Convenience is winning over deterministic, more performant robot architecture. Teams assume there won’t be a problem, but if there is, it’s a lot harder to fix later. This is reflected in both the hardware choices (everything on CAN without proper RT considerations) and software choices (Java for robots). There’s nothing wrong with considering the tradeoffs and picking the more convenient solution, but teams need to at least be aware of the performance they’re potentially giving up and whether it’ll matter for them in the long-run (do the math; save the world?).
I can’t speak for everyone here, but our decision to ditch the pneumatics this year has been so incredibly worth it. Also, brushless motors are almost the gold standard at this point.
I really love this note. I have a lot of thoughts on this - but they’re maybe not worth getting in to in this thread.
One question I have here for others is what tools do y’all use for profiling/troubleshooting Java robots and performance? Debugging utilities is one big component I’m missing from my toolkit that I feel like would allow me to level-up in tracking down issues.
Edit: I feel like I should offer up some conversation in this topic as well as opposed to just asking for help. We used AdvantageKit for part of this year with a decent amount of success. It decreased our autonomous and systems tuning iteration time by being able to view things on graphs and in tables. The software is still a little bit weird though, and we dropped it due to other reasons.

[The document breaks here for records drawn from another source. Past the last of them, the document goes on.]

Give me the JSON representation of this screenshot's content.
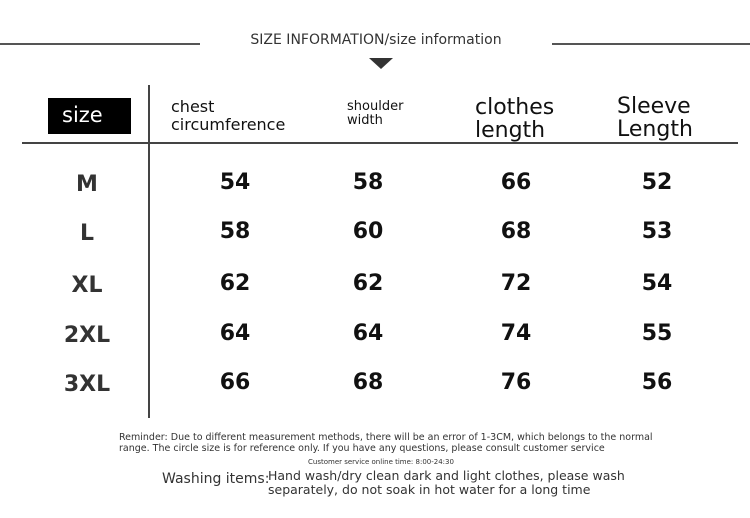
{
  "title": "SIZE INFORMATION/size information",
  "headers": {
    "size": "size",
    "chest_1": "chest",
    "chest_2": "circumference",
    "shoulder_1": "shoulder",
    "shoulder_2": "width",
    "clothes_1": "clothes",
    "clothes_2": "length",
    "sleeve_1": "Sleeve",
    "sleeve_2": "Length"
  },
  "rows": [
    {
      "size": "M",
      "chest": "54",
      "shoulder": "58",
      "clothes": "66",
      "sleeve": "52"
    },
    {
      "size": "L",
      "chest": "58",
      "shoulder": "60",
      "clothes": "68",
      "sleeve": "53"
    },
    {
      "size": "XL",
      "chest": "62",
      "shoulder": "62",
      "clothes": "72",
      "sleeve": "54"
    },
    {
      "size": "2XL",
      "chest": "64",
      "shoulder": "64",
      "clothes": "74",
      "sleeve": "55"
    },
    {
      "size": "3XL",
      "chest": "66",
      "shoulder": "68",
      "clothes": "76",
      "sleeve": "56"
    }
  ],
  "reminder_1": "Reminder: Due to different measurement methods, there will be an error of 1-3CM, which belongs to the normal",
  "reminder_2": "range. The circle size is for reference only. If you have any questions, please consult customer service",
  "service_time": "Customer service online time: 8:00-24:30",
  "washing_label": "Washing items:",
  "washing_1": "Hand wash/dry clean dark and light clothes, please wash",
  "washing_2": "separately, do not soak in hot water for a long time"
}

But I’m very excited about this piece of technology, and I wish I had more open source cycles to contribute to it myself!
Eh, I’d argue 2019 moreso for that, though you can get away fine without this year (aim in the general direction) and in 2019 (goal indexing features).
I don’t feel like we’ve seen quite a much complex shooting on the move as was teased throughout 2020 and 2021, but that’s certainly beginning to change robot and code architecture in wider audiences.